30% of 75-79 year-olds were entrepreneurs.

  1. Many immigrants start restaurants because they cannot get equivalent jobs before immigration.
  2. Fewer people are working for themselves in 2018 than 20 or 30 years ago. When Reagan was in office, 2/10 people worked for themselves; as of 2018, there is only 1/20
  3. The US economy has gotten less entrepreneurial for decades. From 1977 to 2013, startups as a share of all firms fell from 16.5% to 8%. The decline is pervasive across states and across and sectors, including high tech. This is partially due to increased market concentration, meaning larger companies control a larger portion of the market. Source
  4. Developing countries tend to be more entrepreneurial. For example, small businesses which create up to 50 jobs account for 60% of GDP in South Africa and a whopping 90% in India. Firms creating up to 500 jobs only account for 43.5% of GDP in the US. Source
  5. There are gender differences. According to the Kauffman Institute 2016 study, women are half as likely to start a business as men.
  6. Lifestyle entrepreneurs have a different take on work; some pursue their passion and turn it into money-paying work. An E.F. Schumacher quote summarizes this nicely: “Joy and leisure cannot be separated without destroying the joy of work and the bliss of leisure.”
  7. Social entrepreneurship emerged in the 1980s: it focused on benevolent consumption and satisfying all stakeholders, not only shareholders—they included companies such as Patagonia, Whole Foods, and Ben and Jerry (the ice cream company).
  8. The tech billionaire entrepreneur is a narrow definition of entrepreneurship. Elizabeth Holmes of Theranos delivered on that entrepreneurship ideal even as her company failed to deliver on its promises.

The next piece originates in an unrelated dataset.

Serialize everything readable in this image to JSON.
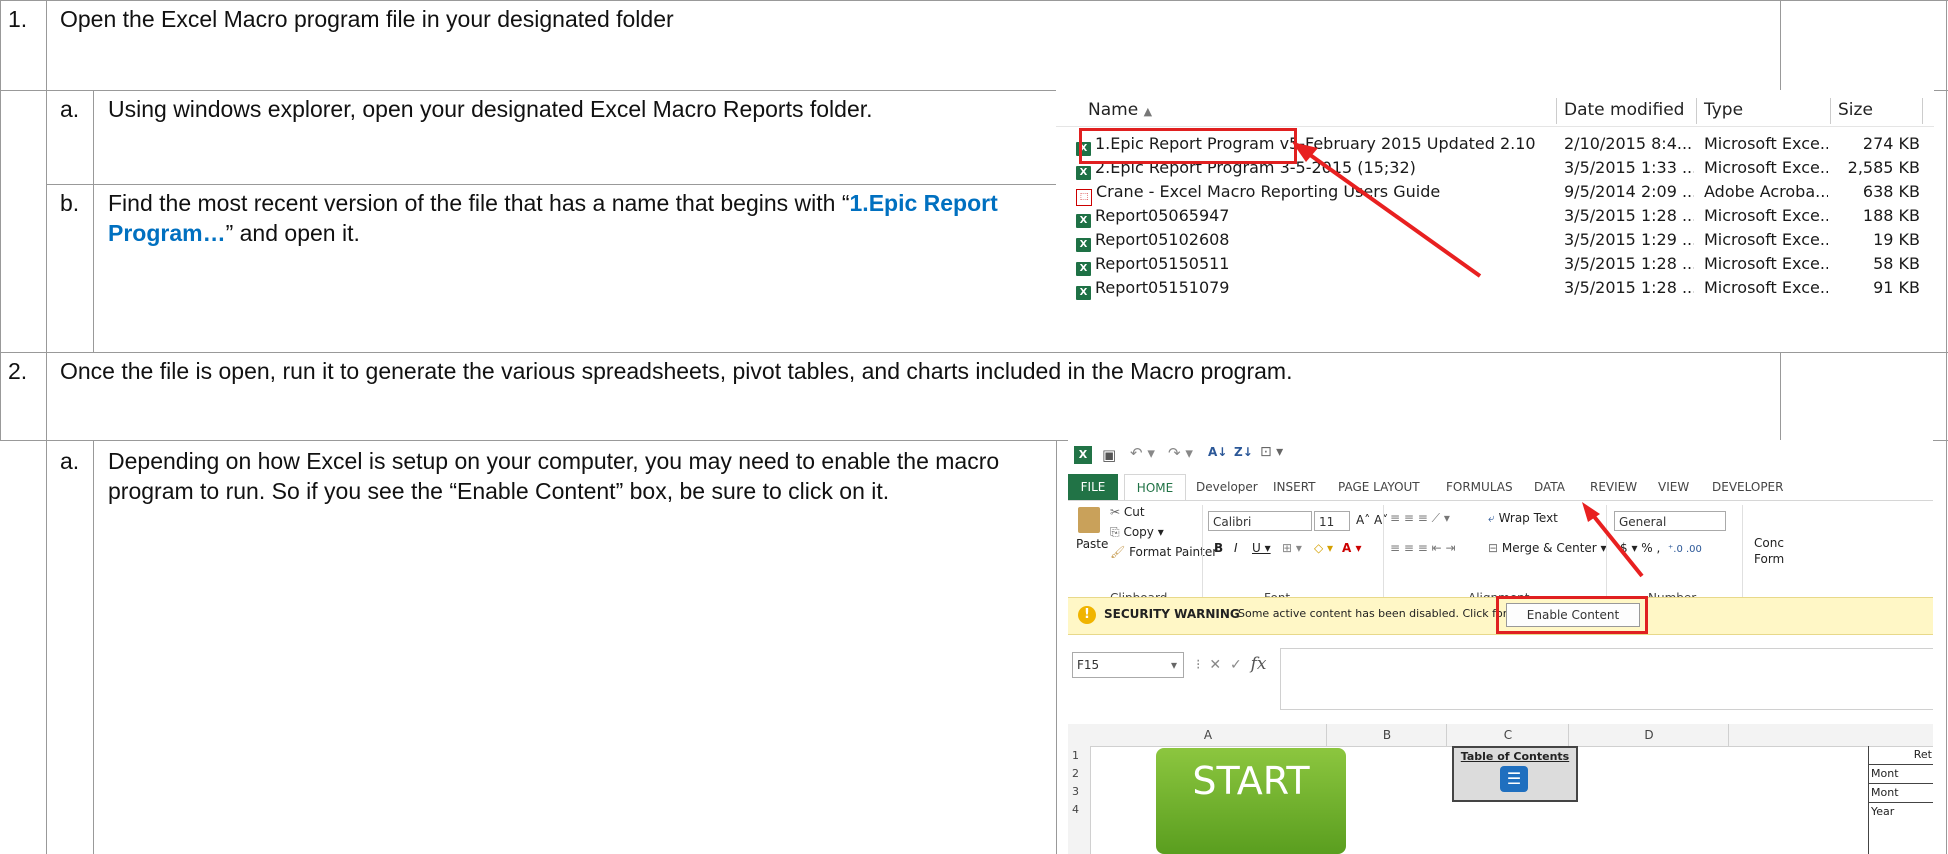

  9. The formal field of entrepreneurship study is new in America: it only began in 1947. Since then, even the most ‘entrepreneurial’ schools, such as Stanford, have < 5% of students actively starting a business.
  10. US venture capital accounts for < 0.5% of the GDP, a small number despite the fanfare.

I highly recommend this book for those interested in entrepreneurship. It provides an excellent historical context and clears up the misconception in the field.